Dietary supplement marketers taken to task over ads

By Stephen Daniells

- Last updated on GMT

Related tags: Ftc, Advertising, Marketing

Three dietary supplement marketers failed to run required "paid
advertising" disclosures immediately before product-ordering
instructions, alleges the Federal Trade Commission (FTC).

Despite an order from FTC two years ago, the marketers failed to include clear, audible, and properly placed disclosures that the programs actually were paid advertisements, reads a statement from the federal agency. The case is a further demonstration of FTC's conviction to at least appear to be going after false marketing in the nutraceutical category.
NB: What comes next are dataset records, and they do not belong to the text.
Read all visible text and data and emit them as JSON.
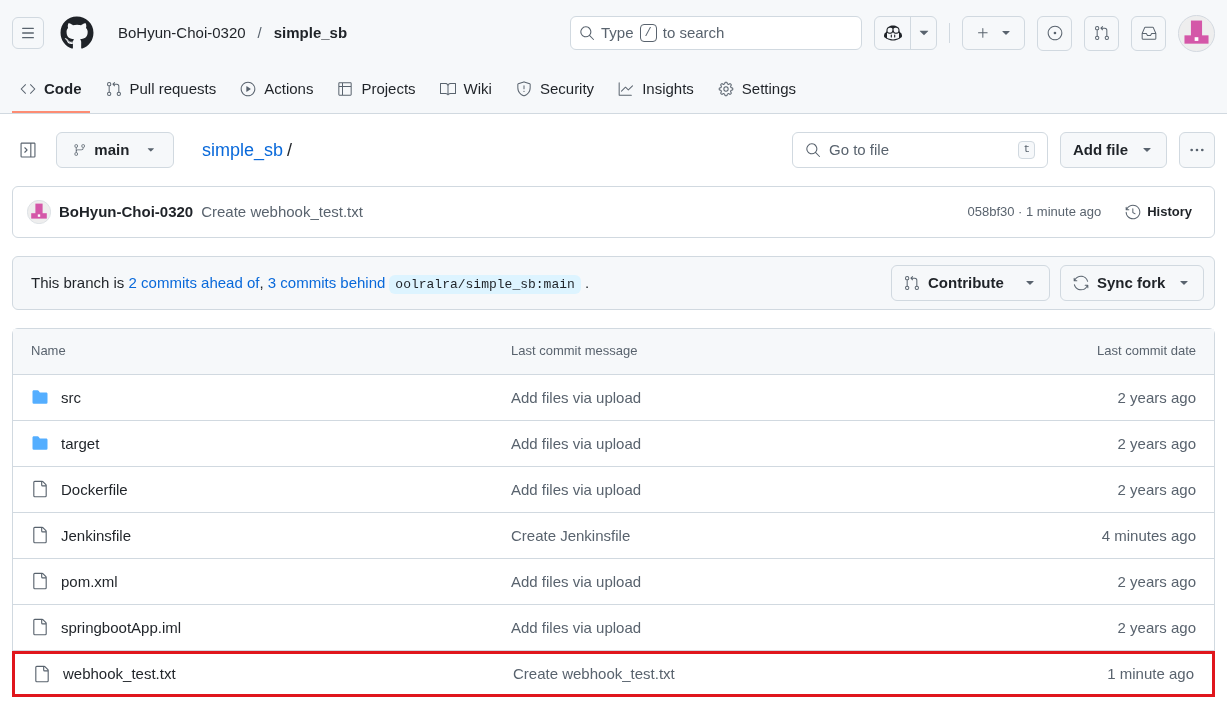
{
  "header": {
    "owner": "BoHyun-Choi-0320",
    "separator": "/",
    "repo": "simple_sb",
    "search": {
      "placeholder_before": "Type",
      "key": "/",
      "placeholder_after": "to search"
    }
  },
  "tabs": [
    {
      "label": "Code",
      "selected": true
    },
    {
      "label": "Pull requests",
      "selected": false
    },
    {
      "label": "Actions",
      "selected": false
    },
    {
      "label": "Projects",
      "selected": false
    },
    {
      "label": "Wiki",
      "selected": false
    },
    {
      "label": "Security",
      "selected": false
    },
    {
      "label": "Insights",
      "selected": false
    },
    {
      "label": "Settings",
      "selected": false
    }
  ],
  "toolbar": {
    "branch": "main",
    "path_repo": "simple_sb",
    "path_sep": "/",
    "goto_placeholder": "Go to file",
    "goto_key": "t",
    "add_file": "Add file"
  },
  "commit": {
    "author": "BoHyun-Choi-0320",
    "message": "Create webhook_test.txt",
    "meta": "058bf30 · 1 minute ago",
    "history": "History"
  },
  "branch_status": {
    "segments": [
      {
        "kind": "text",
        "text": "This branch is "
      },
      {
        "kind": "link",
        "text": "2 commits ahead of"
      },
      {
        "kind": "text",
        "text": ", "
      },
      {
        "kind": "link",
        "text": "3 commits behind"
      },
      {
        "kind": "code",
        "text": "oolralra/simple_sb:main"
      },
      {
        "kind": "text",
        "text": " ."
      }
    ],
    "contribute": "Contribute",
    "sync": "Sync fork"
  },
  "table": {
    "columns": [
      "Name",
      "Last commit message",
      "Last commit date"
    ],
    "rows": [
      {
        "kind": "folder",
        "name": "src",
        "message": "Add files via upload",
        "date": "2 years ago",
        "highlighted": false
      },
      {
        "kind": "folder",
        "name": "target",
        "message": "Add files via upload",
        "date": "2 years ago",
        "highlighted": false
      },
      {
        "kind": "file",
        "name": "Dockerfile",
        "message": "Add files via upload",
        "date": "2 years ago",
        "highlighted": false
      },
      {
        "kind": "file",
        "name": "Jenkinsfile",
        "message": "Create Jenkinsfile",
        "date": "4 minutes ago",
        "highlighted": false
      },
      {
        "kind": "file",
        "name": "pom.xml",
        "message": "Add files via upload",
        "date": "2 years ago",
        "highlighted": false
      },
      {
        "kind": "file",
        "name": "springbootApp.iml",
        "message": "Add files via upload",
        "date": "2 years ago",
        "highlighted": false
      },
      {
        "kind": "file",
        "name": "webhook_test.txt",
        "message": "Create webhook_test.txt",
        "date": "1 minute ago",
        "highlighted": true
      }
    ]
  }
}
By allegedly violating the original order, FTC has entered a new court order against Great American Products, Inc., Physician's Choice, Inc., and Stephen Karian that replaces the old one. "Despite the order's specific requirements on how to disclose that the programs were paid advertisements, the companies aired a number of television and radio infomercials that did not make the proper disclosures,"​ stated FTC. A statement from the FTC indicates that the new order imposes the three requirements: "The defendants must display a visual paid advertising disclosure continuously throughout the ordering instructions during television advertisements. "The defendants must broadcast a supplemental audio paid advertising disclosure simultaneously with the initial visual disclosure (in the first 30 seconds of the advertisement, for a period of at least 10 seconds), clearly and audibly, in a cadence sufficient for the ordinary consumer to hear and comprehend, and in a volume as loud or louder than the loudest statement in the advertisement. The audio paid advertising disclosure for a radio advertisement must be as loud or louder than the loudest statement in the advertisement, and the defendants must make the disclosure immediately prior to ordering instructions,"​ stated FTC. The news follows similar moves by FTC to regulate marketing of dietary supplements. In October of last year FTC launched complaints against seven online sellers of alternative hormone replacement therapy (HRT) products for not backing-up their health claims. The federal agency alleged the marketers of natural progesterone creams advertised their products without supporting scientific evidence to support their claims.